Temel amacımız kazanmak ve ölmemek. Ama kazanmak için de ölmemiz gerek ve ölmek için de hayatı sevmeliyiz. Hatırla, ölümlerini sırt çantalarında taşıdılar; alıştıkları çok önemsiz bir şey gibi, günlük tayınları gibi. Daha hiçbir şey görmediniz. Acı çekmediniz.

Şimdi özgür olduğunu sanma, hâlâ hapistesin, yalnız bu kez Avlu daha büyük. Kımıldarsan, görürsün gününü. Ye, yorul, istediğin gibi giyin, özgürsün bu hapiste. Şimdi git, tam günlük bir iş bul da konuşalım. Göreceğiz, hiç politika yapmak için zamanın kalıyor mu?

Suskuları ve umarsamazlıkları ile işkencelerin devamına ve yayılmasına katkıda bulunan, dünyanın her yanındaki barışsever ve açık fikirli insanlar olmasaydı, bu kitap hiç yazılmayacaktı.

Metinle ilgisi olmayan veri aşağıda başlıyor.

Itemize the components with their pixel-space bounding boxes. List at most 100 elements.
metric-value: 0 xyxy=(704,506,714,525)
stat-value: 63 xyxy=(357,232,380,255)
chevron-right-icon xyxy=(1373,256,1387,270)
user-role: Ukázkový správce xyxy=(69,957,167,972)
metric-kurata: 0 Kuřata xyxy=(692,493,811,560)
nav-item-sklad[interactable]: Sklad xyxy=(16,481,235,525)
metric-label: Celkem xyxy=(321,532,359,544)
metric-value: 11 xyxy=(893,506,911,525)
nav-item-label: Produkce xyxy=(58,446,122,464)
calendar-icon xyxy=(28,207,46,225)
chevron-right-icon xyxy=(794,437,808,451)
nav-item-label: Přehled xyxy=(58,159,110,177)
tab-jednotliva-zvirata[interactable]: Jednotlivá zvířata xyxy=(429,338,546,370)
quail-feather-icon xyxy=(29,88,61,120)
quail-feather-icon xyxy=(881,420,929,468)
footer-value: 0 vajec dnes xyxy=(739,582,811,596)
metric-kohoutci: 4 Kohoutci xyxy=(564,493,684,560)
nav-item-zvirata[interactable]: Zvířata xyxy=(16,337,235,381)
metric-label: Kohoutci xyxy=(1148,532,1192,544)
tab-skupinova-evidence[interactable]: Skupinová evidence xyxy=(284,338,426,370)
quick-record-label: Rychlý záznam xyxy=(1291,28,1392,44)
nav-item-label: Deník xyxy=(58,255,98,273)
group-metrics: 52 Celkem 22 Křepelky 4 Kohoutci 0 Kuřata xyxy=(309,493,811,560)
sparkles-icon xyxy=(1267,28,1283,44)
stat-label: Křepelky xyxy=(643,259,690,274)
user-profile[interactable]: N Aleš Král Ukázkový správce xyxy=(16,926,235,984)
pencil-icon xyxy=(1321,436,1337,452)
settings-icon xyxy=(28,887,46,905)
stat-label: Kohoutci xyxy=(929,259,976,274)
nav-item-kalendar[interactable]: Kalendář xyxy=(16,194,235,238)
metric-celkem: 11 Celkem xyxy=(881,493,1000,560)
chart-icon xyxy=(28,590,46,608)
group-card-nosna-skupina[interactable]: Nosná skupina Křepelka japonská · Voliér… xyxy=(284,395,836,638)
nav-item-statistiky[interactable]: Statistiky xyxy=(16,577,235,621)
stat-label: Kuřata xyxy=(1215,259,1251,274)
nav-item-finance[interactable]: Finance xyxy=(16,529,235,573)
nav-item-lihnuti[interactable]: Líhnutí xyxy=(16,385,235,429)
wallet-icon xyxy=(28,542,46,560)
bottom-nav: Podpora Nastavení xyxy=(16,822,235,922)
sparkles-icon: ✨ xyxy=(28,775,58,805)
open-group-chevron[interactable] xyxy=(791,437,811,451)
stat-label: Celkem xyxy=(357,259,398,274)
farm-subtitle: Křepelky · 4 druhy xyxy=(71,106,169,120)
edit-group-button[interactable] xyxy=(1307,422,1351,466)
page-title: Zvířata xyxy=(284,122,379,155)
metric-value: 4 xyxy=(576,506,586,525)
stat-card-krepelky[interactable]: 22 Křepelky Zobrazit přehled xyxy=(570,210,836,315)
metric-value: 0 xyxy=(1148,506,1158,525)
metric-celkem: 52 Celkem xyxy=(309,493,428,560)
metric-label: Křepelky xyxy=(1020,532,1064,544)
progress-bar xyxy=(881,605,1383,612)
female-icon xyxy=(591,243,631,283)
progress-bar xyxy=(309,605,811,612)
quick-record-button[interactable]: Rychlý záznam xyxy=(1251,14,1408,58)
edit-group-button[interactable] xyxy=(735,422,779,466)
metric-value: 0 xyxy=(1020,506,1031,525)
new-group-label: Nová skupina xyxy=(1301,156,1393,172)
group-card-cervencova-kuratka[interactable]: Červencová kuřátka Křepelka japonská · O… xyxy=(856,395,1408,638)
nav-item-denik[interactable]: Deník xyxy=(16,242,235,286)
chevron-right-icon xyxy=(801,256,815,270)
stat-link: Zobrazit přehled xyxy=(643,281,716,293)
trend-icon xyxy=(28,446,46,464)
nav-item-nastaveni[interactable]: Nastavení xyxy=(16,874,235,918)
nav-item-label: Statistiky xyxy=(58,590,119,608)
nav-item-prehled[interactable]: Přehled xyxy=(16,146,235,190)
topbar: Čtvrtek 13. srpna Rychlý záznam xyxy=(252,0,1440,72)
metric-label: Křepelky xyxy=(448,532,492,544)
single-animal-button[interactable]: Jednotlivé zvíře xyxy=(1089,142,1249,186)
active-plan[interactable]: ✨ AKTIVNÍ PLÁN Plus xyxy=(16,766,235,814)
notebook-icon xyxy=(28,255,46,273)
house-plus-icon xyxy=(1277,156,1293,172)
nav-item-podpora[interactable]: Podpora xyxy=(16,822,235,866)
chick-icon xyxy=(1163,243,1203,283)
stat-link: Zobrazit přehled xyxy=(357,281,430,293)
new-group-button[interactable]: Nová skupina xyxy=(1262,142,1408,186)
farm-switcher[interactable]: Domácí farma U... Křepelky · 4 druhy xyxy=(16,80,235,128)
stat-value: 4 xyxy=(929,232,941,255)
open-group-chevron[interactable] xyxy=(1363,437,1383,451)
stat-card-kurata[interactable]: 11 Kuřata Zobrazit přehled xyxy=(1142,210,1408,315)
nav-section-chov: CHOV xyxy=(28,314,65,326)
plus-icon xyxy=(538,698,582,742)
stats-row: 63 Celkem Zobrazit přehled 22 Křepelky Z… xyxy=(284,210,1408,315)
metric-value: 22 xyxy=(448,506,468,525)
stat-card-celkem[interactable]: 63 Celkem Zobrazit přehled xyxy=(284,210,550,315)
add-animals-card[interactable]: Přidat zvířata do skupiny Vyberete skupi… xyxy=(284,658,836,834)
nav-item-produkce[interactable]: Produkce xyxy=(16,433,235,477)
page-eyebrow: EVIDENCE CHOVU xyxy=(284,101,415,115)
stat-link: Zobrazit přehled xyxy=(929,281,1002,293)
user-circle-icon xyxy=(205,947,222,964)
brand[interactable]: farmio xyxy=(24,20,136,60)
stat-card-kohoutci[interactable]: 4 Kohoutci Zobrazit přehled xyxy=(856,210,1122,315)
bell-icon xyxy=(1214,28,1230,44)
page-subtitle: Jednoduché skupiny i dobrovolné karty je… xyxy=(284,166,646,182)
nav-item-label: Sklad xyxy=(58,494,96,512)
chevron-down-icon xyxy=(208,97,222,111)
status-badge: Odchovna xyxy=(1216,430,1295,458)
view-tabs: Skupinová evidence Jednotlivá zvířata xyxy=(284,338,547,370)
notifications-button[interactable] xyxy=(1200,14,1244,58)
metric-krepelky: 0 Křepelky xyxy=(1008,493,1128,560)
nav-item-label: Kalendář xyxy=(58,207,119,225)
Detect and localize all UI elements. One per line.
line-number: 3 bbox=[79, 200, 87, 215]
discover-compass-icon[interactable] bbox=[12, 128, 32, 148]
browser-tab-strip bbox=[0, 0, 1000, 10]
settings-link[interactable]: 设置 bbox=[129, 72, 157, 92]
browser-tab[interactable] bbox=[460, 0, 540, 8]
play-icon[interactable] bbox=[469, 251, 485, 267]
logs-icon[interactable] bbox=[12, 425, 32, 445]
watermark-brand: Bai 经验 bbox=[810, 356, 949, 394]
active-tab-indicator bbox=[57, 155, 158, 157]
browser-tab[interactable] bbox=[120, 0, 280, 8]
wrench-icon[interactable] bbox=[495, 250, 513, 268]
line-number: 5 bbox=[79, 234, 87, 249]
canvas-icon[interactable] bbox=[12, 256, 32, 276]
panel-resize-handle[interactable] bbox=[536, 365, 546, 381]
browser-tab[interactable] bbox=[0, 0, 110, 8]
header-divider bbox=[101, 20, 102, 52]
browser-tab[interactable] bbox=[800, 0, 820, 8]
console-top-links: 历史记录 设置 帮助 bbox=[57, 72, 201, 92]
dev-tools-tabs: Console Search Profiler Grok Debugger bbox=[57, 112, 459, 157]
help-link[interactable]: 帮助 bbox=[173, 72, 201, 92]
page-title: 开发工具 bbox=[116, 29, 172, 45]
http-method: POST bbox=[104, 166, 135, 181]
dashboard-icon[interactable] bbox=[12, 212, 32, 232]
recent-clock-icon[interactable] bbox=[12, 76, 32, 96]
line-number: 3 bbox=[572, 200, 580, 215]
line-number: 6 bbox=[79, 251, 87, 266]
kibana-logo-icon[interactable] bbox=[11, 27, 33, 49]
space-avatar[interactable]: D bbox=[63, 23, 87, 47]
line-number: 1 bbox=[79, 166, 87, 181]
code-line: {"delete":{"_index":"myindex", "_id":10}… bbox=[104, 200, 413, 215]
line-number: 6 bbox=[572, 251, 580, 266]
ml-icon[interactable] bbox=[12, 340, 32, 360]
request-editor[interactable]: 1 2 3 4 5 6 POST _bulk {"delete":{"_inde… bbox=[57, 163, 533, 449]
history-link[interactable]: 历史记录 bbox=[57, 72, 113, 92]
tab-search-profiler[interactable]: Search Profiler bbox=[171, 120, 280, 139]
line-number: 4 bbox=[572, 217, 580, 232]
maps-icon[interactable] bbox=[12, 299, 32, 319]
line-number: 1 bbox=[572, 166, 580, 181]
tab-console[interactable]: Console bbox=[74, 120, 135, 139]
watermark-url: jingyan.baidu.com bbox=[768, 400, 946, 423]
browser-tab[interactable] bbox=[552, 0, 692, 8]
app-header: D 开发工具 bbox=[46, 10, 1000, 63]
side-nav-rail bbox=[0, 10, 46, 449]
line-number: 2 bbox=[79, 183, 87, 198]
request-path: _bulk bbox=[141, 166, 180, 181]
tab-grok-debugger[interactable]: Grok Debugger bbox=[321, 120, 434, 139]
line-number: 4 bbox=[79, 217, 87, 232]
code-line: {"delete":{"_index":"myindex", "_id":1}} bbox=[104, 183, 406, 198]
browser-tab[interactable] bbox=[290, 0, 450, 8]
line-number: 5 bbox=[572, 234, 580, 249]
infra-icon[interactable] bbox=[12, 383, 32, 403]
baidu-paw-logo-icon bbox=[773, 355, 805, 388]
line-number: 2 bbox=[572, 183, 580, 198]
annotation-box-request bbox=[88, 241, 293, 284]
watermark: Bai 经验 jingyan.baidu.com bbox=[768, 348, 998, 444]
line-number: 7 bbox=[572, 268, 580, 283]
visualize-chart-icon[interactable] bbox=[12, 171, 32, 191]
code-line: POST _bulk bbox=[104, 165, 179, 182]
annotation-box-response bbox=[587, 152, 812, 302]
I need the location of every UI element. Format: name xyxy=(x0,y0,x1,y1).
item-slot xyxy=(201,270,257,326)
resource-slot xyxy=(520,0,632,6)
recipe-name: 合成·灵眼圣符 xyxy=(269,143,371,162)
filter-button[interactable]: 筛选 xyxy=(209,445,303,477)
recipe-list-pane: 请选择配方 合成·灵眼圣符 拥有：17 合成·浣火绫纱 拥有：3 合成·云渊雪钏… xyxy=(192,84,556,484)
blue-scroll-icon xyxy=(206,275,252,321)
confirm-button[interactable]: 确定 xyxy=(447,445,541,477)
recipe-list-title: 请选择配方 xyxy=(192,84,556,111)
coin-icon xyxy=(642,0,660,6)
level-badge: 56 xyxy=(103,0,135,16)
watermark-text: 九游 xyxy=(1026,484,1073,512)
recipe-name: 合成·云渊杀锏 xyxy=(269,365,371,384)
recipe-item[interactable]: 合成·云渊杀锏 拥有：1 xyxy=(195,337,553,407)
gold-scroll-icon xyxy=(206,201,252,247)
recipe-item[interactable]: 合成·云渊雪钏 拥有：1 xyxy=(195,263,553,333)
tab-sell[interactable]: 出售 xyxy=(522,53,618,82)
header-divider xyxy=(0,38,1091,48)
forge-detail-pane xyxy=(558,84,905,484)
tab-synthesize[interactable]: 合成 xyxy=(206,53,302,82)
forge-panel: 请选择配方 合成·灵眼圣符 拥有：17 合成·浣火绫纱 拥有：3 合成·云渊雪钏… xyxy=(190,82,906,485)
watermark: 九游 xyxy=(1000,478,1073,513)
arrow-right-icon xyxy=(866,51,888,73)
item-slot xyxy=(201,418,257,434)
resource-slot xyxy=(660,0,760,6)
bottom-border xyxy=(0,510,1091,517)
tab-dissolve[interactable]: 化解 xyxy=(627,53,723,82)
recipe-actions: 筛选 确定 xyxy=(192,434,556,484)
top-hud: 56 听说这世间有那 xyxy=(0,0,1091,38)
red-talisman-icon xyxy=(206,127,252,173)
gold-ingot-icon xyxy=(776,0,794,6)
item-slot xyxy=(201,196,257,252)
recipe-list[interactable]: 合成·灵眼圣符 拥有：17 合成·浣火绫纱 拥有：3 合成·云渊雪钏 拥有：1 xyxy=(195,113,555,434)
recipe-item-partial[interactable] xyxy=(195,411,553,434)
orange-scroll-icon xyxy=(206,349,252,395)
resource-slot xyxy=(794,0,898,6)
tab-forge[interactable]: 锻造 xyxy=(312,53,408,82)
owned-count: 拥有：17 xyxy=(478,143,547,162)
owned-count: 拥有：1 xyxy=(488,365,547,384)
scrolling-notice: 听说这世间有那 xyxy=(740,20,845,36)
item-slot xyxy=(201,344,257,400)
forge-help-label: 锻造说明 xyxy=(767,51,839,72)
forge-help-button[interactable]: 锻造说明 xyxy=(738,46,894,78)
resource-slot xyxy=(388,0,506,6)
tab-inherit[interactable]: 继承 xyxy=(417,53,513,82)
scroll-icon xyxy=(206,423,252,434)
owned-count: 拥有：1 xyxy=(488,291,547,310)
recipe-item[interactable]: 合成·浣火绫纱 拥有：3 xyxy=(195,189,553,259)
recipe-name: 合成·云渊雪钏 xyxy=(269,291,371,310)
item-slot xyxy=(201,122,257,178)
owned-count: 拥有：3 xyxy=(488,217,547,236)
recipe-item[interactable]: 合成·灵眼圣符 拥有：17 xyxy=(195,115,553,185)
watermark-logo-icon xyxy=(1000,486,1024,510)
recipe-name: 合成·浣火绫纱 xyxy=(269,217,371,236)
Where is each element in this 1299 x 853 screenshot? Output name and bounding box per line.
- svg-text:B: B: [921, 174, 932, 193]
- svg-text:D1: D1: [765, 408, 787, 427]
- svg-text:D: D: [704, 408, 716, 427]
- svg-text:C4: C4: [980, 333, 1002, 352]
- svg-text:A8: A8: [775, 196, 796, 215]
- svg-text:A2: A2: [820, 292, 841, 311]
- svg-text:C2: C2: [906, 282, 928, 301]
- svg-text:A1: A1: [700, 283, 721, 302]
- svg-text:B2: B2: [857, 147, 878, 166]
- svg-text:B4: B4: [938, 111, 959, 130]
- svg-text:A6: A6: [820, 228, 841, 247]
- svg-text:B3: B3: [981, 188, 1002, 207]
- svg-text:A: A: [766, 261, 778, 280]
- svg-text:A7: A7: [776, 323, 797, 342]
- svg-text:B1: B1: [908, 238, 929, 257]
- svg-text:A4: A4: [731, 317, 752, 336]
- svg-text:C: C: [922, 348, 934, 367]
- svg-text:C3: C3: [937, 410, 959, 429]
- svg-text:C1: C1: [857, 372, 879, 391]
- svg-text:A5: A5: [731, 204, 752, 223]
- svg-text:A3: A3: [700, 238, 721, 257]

Asphalia'daki çatı-katını bulamayan, Kızıl Haç müfettişi M. Marti ya da <<tutuklularla yaptığı yüzlerce konuşma sonunda işkence ve şiddet iddialarının hayali ve açıkça uydurma olduğu sonucuna ulaşan>> Amerikalı senatör Pousisky ya da Yunanistan'ı ziyaret eden İngiliz parlamenterleri ve çalışmaları Sunday Times tarafından incelenen Maurice Fraser gibi kişilerin adlarını da buraya ekleyebiliriz.